You know that feeling of having an upset stomach in your sleep? It hurts so much that you'll actually wake up in the middle of the night, but you're never fully awake because you're so tired. And so all night you just have this unsettled feeling; you don't get good sleep and you're so drowsy and groggy that you're only semi-aware of what's wrong. Every day for two years I had that feeling; before I went to bed in my dorm, when I woke up to go to class, during breaks, eating lunch with people, hanging out with people. Every day, for two years. I tried to banish it away; I tried to just fall back asleep, but I knew that the problem was always there, even when I ignore it. That problem was that I didn't know anything for sure and couldn't be sure of anything. I was a philosophy major and my peers delighted in that ambiguity, but I hated it. My professors and classmates loved the agora of ideas; they were indeed the men of Athens who wanted Paul to preach endlessly on a subject. I was only in that damned city because I was waiting for someone to tell me who the unknown god was.

Let me remind my readers that I went to a Christian college. See, this problem wouldn't have been a quarter as distressing had I just gone to a secular institution. But what really sent chills through my soul was knowing just how badly CHRISTIANS disagreed with each other. Gordon College celebrated those disagreements. They called it unity in diversity. My freshman year, the school recruitment tagline was, "Freedom within a framework of faith." Today I vomit at the thought of that. Today, I understand what that statement truly is: a thinly veiled desire to replace any unpleasant parts of your Christian belief with whatever it is that fits your fancy.

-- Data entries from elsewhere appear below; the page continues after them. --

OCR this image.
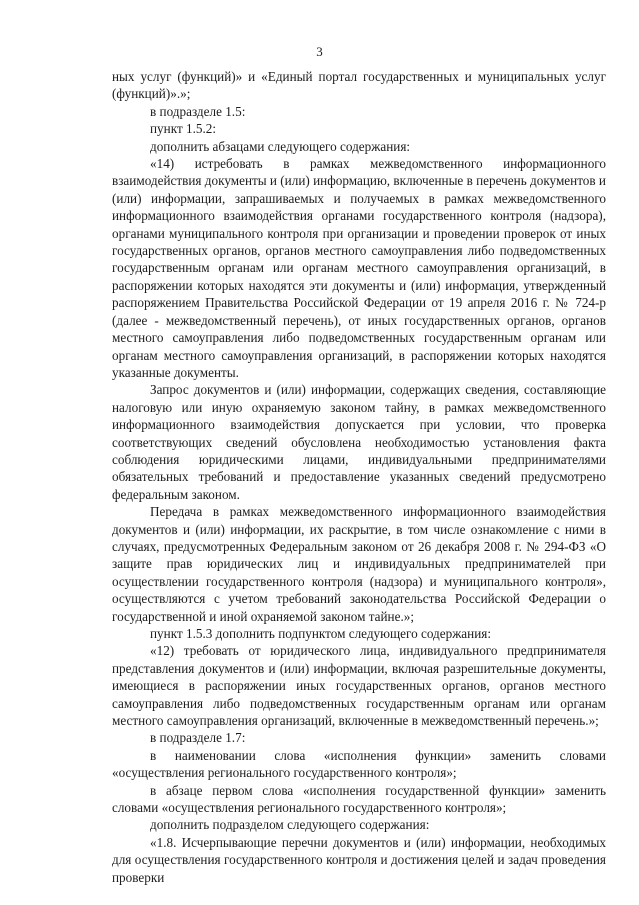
3

ных услуг (функций)» и «Единый портал государственных и муниципальных услуг (функций)».»;

в подразделе 1.5:

пункт 1.5.2:

дополнить абзацами следующего содержания:

«14) истребовать в рамках межведомственного информационного взаимодействия документы и (или) информацию, включенные в перечень документов и (или) информации, запрашиваемых и получаемых в рамках межведомственного информационного взаимодействия органами государственного контроля (надзора), органами муниципального контроля при организации и проведении проверок от иных государственных органов, органов местного самоуправления либо подведомственных государственным органам или органам местного самоуправления организаций, в распоряжении которых находятся эти документы и (или) информация, утвержденный распоряжением Правительства Российской Федерации от 19 апреля 2016 г. № 724-р (далее - межведомственный перечень), от иных государственных органов, органов местного самоуправления либо подведомственных государственным органам или органам местного самоуправления организаций, в распоряжении которых находятся указанные документы.

Запрос документов и (или) информации, содержащих сведения, составляющие налоговую или иную охраняемую законом тайну, в рамках межведомственного информационного взаимодействия допускается при условии, что проверка соответствующих сведений обусловлена необходимостью установления факта соблюдения юридическими лицами, индивидуальными предпринимателями обязательных требований и предоставление указанных сведений предусмотрено федеральным законом.

Передача в рамках межведомственного информационного взаимодействия документов и (или) информации, их раскрытие, в том числе ознакомление с ними в случаях, предусмотренных Федеральным законом от 26 декабря 2008 г. № 294-ФЗ «О защите прав юридических лиц и индивидуальных предпринимателей при осуществлении государственного контроля (надзора) и муниципального контроля», осуществляются с учетом требований законодательства Российской Федерации о государственной и иной охраняемой законом тайне.»;

пункт 1.5.3 дополнить подпунктом следующего содержания:

«12) требовать от юридического лица, индивидуального предпринимателя представления документов и (или) информации, включая разрешительные документы, имеющиеся в распоряжении иных государственных органов, органов местного самоуправления либо подведомственных государственным органам или органам местного самоуправления организаций, включенные в межведомственный перечень.»;

в подразделе 1.7:

в наименовании слова «исполнения функции» заменить словами «осуществления регионального государственного контроля»;

в абзаце первом слова «исполнения государственной функции» заменить словами «осуществления регионального государственного контроля»;

дополнить подразделом следующего содержания:

«1.8. Исчерпывающие перечни документов и (или) информации, необходимых для осуществления государственного контроля и достижения целей и задач проведения проверки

The resolution, the antacid to my unrest was when I realized that it was never man's prerogative learn about God. In fact, man, in his sinful state, is completely unable to know God or understand him. "Their foolish hearts were darkened..." Understanding this turned me to Christ, who is both revelation incarnate, and the solution to our blindness. Christ doesn't just come as God himself and say "here I am, now get to know me", but he also overcomes and removes my sin, which was the obstacle to me wanting to know him as who he truly is. I realized that the solution to the problem of interpretation is not a transcendent hermeneutical method, but that the object of interpretation is a self-revealing person. God isn't just knowable, he wants to be known by his people and he demonstrates his knowability in sending his Son, Jesus to earth to tabernacle among his people.

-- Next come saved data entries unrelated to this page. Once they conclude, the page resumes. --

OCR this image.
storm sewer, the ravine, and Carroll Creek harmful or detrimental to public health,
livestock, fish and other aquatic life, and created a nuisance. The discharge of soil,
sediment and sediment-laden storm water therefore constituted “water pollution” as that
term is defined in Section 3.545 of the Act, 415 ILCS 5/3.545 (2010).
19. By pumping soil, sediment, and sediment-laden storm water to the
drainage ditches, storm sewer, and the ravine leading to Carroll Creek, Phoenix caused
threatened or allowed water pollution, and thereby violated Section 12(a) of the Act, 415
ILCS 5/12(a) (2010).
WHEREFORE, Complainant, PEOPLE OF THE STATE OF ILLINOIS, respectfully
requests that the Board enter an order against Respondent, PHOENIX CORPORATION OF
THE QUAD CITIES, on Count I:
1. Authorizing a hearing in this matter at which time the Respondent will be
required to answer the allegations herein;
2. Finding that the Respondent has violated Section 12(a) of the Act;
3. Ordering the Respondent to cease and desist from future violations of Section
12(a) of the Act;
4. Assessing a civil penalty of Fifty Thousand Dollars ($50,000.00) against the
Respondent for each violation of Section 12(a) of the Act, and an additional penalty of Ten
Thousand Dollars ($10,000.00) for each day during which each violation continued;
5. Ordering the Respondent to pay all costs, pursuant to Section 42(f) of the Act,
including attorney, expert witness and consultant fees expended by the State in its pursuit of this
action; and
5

Therefore, a central tenet of the Christian worldview is that it is neither constructed nor discovered by humans; it is revealed as a gift of grace by God.

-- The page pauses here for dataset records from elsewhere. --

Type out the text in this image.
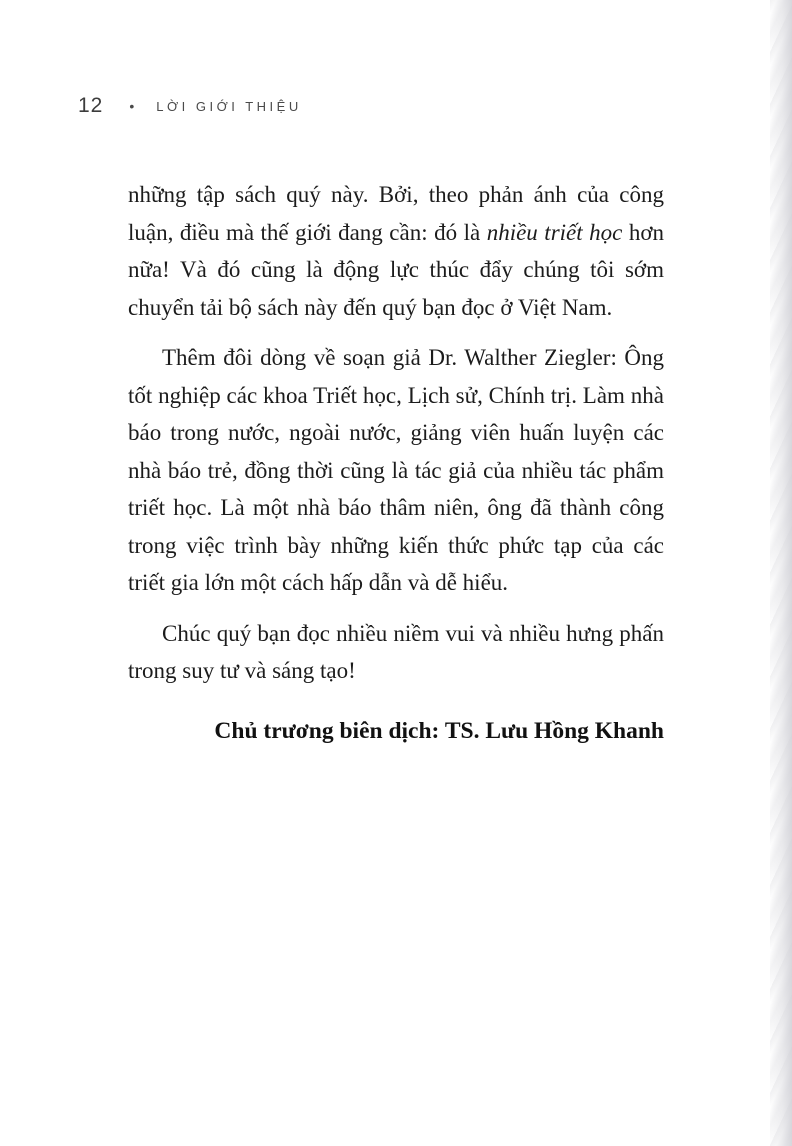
12 • LỜI GIỚI THIỆU

những tập sách quý này. Bởi, theo phản ánh của công luận, điều mà thế giới đang cần: đó là nhiều triết học hơn nữa! Và đó cũng là động lực thúc đẩy chúng tôi sớm chuyển tải bộ sách này đến quý bạn đọc ở Việt Nam.

Thêm đôi dòng về soạn giả Dr. Walther Ziegler: Ông tốt nghiệp các khoa Triết học, Lịch sử, Chính trị. Làm nhà báo trong nước, ngoài nước, giảng viên huấn luyện các nhà báo trẻ, đồng thời cũng là tác giả của nhiều tác phẩm triết học. Là một nhà báo thâm niên, ông đã thành công trong việc trình bày những kiến thức phức tạp của các triết gia lớn một cách hấp dẫn và dễ hiểu.

Chúc quý bạn đọc nhiều niềm vui và nhiều hưng phấn trong suy tư và sáng tạo!

Chủ trương biên dịch: TS. Lưu Hồng Khanh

I thank you God, that you shroud yourself in darkness and yet you send the light of the world to us. I was once walking about in darkness, but a light has appeared. I was once blind, but my sight has been restored. In my helplessness, you reached out to me with your Son and saved me and gave me the truth. Jesus! Jesus! Oh how sweet your name is to me! I was once lost, but you saved me. I was once starving, so hungry. I thirsted, panted, for a drink that will satisfy me, and you were living water. Jesus! Jesus! I praise you for in you I have found my way home. Amen.